If Edwards sought to master the imagery of dread, he was equally conscientious in seeking to image forth the comforts of the Gospel. One of his foremost concerns was to portray the "beauties and excellencies" of the Christ in such a way that they would seem sweet to the taste." In his farewell sermon, Edwards said: "I have not only endeavored to awaken you, that you might be moved with fear, but I have used my utmost endeavour to win you."

As William Barclay noted: "The preaching which is all threat and no love may terrify, but it will not save."8

Unfortunately, Jonathan Edwards' fame as a pastor-preacher rests upon one imprecatory sermon: "Sinners in the Hands of an Angry God." Too few people know the greatness of his preaching ability aside from this sermon. Leslie Conrad has said:

"Most of the nonsense that has been penned, typed and printed about Edwards has stemmed from the knowledge of this sermon, and the lack of the knowledge of much else about him. It is unfair to judge this pulpit great by one 'landscape of hell' sermon.
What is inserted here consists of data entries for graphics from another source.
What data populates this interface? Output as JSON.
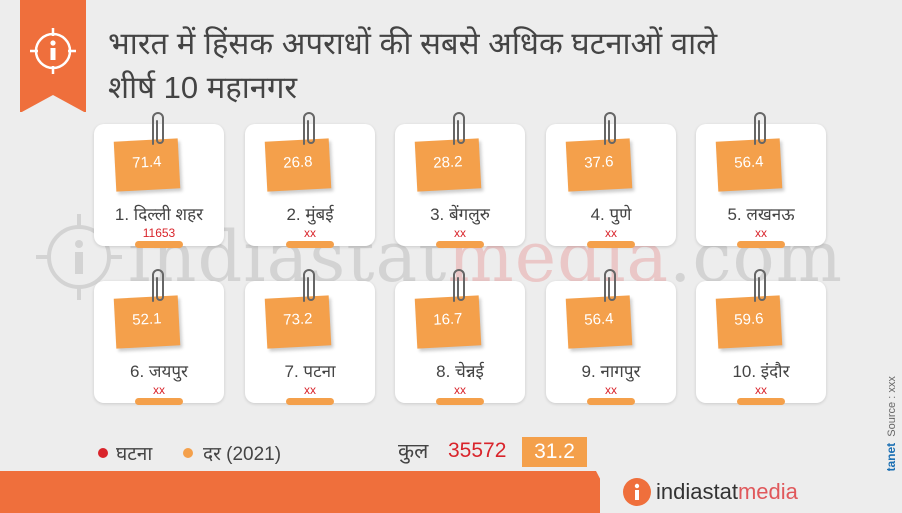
{
  "title_line1": "भारत में हिंसक अपराधों की सबसे अधिक घटनाओं वाले",
  "title_line2": "शीर्ष 10 महानगर",
  "watermark": {
    "part1": "indiastat",
    "part2": "media",
    "part3": ".com"
  },
  "cards": [
    {
      "rate": "71.4",
      "city": "1. दिल्ली शहर",
      "count": "11653"
    },
    {
      "rate": "26.8",
      "city": "2. मुंबई",
      "count": "xx"
    },
    {
      "rate": "28.2",
      "city": "3. बेंगलुरु",
      "count": "xx"
    },
    {
      "rate": "37.6",
      "city": "4. पुणे",
      "count": "xx"
    },
    {
      "rate": "56.4",
      "city": "5. लखनऊ",
      "count": "xx"
    },
    {
      "rate": "52.1",
      "city": "6. जयपुर",
      "count": "xx"
    },
    {
      "rate": "73.2",
      "city": "7. पटना",
      "count": "xx"
    },
    {
      "rate": "16.7",
      "city": "8. चेन्नई",
      "count": "xx"
    },
    {
      "rate": "56.4",
      "city": "9. नागपुर",
      "count": "xx"
    },
    {
      "rate": "59.6",
      "city": "10. इंदौर",
      "count": "xx"
    }
  ],
  "legend": {
    "incidents": "घटना",
    "rate": "दर (2021)"
  },
  "total": {
    "label": "कुल",
    "count": "35572",
    "rate": "31.2"
  },
  "source": {
    "label": "Source : xxx",
    "brand": "Datanet",
    "copyright": "©"
  },
  "footer": {
    "logo_part1": "indiastat",
    "logo_part2": "media"
  },
  "colors": {
    "accent": "#ef6f3c",
    "note": "#f4a04b",
    "count": "#d9242b"
  }
}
For out of the more than 1000 sermons and outlines that he left to posterity, he very well covered the whole gamut of Scripture, theology, and practical Christian living."9

The Great Awakening reached its peak in the summer of 1741 and it was on July 8 of that year, at Enfield, when Edwards preached his famous sermon, "Sinners in the Hands of an Angry God." As a last-minute substitute, he decided to preach on a theme which he had used three times before. It was the last sermon in a series of four. The first two sermons are undated and the third had been preached to his congregation at Northampton. An atmosphere of apocalypticism prevailed over New England as a result of the Awakening. The day of judgment and the millennium seemed imminent.